As for the eclipse, you will need to have an unobstructed view of the western horizon, he said. In Auckland, for example, you could head up any of the mountains including Mt Eden or One Tree Hill, so long as you can see the western horizon without anything in your way. 

But the selenelion will only be visible if you're quite far down in the South Island, says Mr Kirkley. In Invercargill, there is five minutes between sunrise at 8:12am and moonset shortly thereafter, with the Moon entirely within Earth's shadow. 

In Dunedin, the interval is reduced to four minutes and in Christchurch three minutes. Whereas from Whanganui to Wellington, there is only a slim chance of seeing the totally-eclipsed Moon as the Sun peeks above the horizon. 

"With Mars, planetary oppositions happen about every two-and-a-half years. As for eclipses, they're also not that rare, so again, every couple of years," said Mr Kirkley. 

"The last lunar eclipse seen in New Zealand was in January so this is our second of the year. But in saying that, the next one isn't expected until 2021."

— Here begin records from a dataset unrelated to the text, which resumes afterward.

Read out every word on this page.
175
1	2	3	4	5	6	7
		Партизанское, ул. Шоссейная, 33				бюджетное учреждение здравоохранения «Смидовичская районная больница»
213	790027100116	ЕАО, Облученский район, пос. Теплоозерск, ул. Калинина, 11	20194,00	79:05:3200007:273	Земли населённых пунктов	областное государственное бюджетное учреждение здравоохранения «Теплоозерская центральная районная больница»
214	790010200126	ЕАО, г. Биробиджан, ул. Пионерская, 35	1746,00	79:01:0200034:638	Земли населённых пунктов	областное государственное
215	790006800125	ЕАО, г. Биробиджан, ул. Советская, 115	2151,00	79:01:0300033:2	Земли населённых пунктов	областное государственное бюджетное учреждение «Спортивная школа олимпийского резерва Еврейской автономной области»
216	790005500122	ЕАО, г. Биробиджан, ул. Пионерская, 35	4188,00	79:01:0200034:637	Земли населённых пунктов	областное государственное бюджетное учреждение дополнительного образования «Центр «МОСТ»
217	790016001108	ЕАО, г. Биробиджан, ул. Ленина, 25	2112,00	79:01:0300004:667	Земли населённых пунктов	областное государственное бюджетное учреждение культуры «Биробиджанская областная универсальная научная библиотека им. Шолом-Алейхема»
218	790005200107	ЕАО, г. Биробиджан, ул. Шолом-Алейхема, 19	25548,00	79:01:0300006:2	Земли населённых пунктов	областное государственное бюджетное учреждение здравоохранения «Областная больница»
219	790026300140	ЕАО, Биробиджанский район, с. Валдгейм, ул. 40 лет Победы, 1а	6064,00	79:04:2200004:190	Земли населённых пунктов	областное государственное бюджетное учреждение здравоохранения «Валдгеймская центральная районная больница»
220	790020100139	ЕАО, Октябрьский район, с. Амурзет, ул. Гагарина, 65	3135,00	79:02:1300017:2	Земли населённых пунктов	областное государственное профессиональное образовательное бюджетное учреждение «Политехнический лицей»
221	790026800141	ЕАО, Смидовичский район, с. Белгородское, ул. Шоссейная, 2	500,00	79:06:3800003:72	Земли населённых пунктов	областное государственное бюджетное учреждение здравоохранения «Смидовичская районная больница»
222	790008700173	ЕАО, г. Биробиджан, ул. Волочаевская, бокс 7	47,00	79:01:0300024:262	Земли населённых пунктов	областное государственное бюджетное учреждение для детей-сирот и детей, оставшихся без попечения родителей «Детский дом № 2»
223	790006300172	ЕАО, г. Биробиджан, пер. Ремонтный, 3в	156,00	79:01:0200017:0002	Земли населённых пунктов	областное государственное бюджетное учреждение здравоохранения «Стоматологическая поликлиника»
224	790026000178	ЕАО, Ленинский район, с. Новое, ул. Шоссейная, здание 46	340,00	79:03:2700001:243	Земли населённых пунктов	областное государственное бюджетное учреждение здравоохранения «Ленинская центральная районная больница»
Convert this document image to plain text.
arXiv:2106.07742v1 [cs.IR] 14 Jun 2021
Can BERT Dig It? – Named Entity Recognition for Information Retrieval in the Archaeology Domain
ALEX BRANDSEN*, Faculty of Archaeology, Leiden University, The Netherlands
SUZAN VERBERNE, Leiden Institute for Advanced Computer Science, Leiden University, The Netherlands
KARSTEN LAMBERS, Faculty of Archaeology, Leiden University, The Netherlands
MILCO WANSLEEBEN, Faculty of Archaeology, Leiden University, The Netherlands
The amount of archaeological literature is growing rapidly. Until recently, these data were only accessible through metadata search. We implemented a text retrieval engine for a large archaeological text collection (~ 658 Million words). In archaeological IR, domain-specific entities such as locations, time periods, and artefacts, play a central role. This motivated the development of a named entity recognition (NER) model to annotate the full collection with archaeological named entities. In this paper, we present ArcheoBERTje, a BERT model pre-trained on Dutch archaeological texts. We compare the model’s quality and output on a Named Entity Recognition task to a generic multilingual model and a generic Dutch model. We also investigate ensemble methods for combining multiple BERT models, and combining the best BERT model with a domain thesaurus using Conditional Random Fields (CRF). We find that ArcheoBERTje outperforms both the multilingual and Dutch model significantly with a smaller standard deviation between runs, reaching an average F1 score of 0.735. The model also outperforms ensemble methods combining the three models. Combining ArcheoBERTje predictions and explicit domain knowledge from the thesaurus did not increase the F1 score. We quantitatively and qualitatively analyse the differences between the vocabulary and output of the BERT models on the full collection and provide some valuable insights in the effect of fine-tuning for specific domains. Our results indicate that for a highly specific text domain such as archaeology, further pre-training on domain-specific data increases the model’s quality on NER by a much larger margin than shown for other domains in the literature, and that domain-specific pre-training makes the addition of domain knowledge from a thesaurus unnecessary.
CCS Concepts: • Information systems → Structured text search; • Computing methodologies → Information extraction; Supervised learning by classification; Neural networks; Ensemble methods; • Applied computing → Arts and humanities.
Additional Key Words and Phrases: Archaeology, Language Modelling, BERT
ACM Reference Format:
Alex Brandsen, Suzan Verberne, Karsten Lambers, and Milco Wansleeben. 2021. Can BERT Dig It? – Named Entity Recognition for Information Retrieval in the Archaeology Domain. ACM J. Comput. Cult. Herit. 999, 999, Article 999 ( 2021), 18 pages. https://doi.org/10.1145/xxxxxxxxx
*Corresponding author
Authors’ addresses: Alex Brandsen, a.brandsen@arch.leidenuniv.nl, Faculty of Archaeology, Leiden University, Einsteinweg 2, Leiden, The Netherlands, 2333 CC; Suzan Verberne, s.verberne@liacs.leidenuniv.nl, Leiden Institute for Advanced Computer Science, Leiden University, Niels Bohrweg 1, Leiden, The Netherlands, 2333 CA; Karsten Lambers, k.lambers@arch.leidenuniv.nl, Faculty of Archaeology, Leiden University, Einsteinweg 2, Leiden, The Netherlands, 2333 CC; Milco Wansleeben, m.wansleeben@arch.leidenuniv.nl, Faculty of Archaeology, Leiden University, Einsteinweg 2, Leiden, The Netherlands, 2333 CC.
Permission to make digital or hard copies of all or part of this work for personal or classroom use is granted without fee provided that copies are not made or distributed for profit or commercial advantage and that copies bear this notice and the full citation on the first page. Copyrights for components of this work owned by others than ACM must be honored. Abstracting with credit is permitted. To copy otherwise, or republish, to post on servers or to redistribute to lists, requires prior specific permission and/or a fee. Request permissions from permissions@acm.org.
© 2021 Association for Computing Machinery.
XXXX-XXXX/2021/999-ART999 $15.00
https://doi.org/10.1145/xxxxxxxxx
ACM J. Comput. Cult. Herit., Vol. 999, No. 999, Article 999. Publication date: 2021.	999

The selenelion event is special, Mr Kirkley said, because you have to be quite low to see both the Sun and the Moon at the same time. Seeing them both at the same time isn't that special, but seeing the Sun and the Moon being eclipsed by Earth at the same time is what's special.  

A selenelion happens when the eclipsed Moon can be seen on one horizon, whilst the rising Sun can also be observed near the opposite horizon, explains Dr Duncan Steel from the Centre for Space Science Technology in Otago. 

This might seem impossible - as a typical lunar eclipse happens when the Sun, Earth and Moon are in a straight line - so if the Moon is above the horizon then the Sun must be below it. 

But the selenelion is possible due to the bending of the rays of light caused by Earth's atmosphere, says Dr Steel. This enables you to see both the eclipsed Moon and the Sun at the same time, so long as you're in the right place. 

All these exciting events are happening at once, including a planetary alignment. All five naked-eye planets are visible at the moment - including Mercury, Venus, Mars, Jupiter and Saturn - in a line across the sky. It's not very often you see all five planets at the same time. 

"This will only be visible for another day or two. To see this you need to be quite high because Mercury is quite low on the horizon," said Mr Kirkley.